UVIO: An UWB-Aided Visual-Inertial Odometry Framework with Bias-Compensated Anchors Initialization
This addresses localization challenges for unmanned aerial vehicles (UAVs) in environments where GPS is unreliable, though it appears incremental as it builds on existing VIO and UWB integration methods.
The paper tackles the problem of robust and low-drift localization by proposing UVIO, a framework that integrates Ultra Wide Band (UWB) with Visual-Inertial Odometry (VIO), using a multi-step initialization procedure to autonomously map UWB anchors and tightly integrate range measurements, resulting in elimination of VIO drift in position and heading when within range.
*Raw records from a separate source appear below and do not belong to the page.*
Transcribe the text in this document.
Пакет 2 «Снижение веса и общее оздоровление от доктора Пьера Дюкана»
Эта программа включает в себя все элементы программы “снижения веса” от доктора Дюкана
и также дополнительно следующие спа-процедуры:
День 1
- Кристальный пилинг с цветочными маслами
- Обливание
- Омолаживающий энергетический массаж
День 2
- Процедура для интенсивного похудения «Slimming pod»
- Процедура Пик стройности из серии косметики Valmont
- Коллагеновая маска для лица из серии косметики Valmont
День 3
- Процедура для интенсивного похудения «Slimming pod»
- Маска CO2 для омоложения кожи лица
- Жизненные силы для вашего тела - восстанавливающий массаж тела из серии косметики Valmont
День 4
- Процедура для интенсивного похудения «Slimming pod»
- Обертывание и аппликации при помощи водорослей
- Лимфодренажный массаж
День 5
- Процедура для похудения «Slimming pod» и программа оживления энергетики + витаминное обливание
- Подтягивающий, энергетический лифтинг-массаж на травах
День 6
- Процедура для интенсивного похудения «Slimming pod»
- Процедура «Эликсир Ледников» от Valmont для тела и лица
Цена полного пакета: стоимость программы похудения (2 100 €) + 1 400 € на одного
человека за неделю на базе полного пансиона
This paper introduces UVIO, a multi-sensor framework that leverages Ultra Wide Band (UWB) technology and Visual-Inertial Odometry (VIO) to provide robust and low-drift localization. In order to include range measurements in state estimation, the position of the UWB anchors must be known. This study proposes a multi-step initialization procedure to map multiple unknown anchors by an Unmanned Aerial Vehicle (UAV), in a fully autonomous fashion. To address the limitations of initializing UWB anchors via a random trajectory, this paper uses the Geometric Dilution of Precision (GDOP) as a measure of optimality in anchor position estimation, to compute a set of optimal waypoints and synthesize a trajectory that minimizes the mapping uncertainty. After the initialization is complete, the range measurements from multiple anchors, including measurement biases, are tightly integrated into the VIO system. While in range of the initialized anchors, the VIO drift in position and heading is eliminated. The effectiveness of UVIO and our initialization procedure has been validated through a series of simulations and real-world experiments.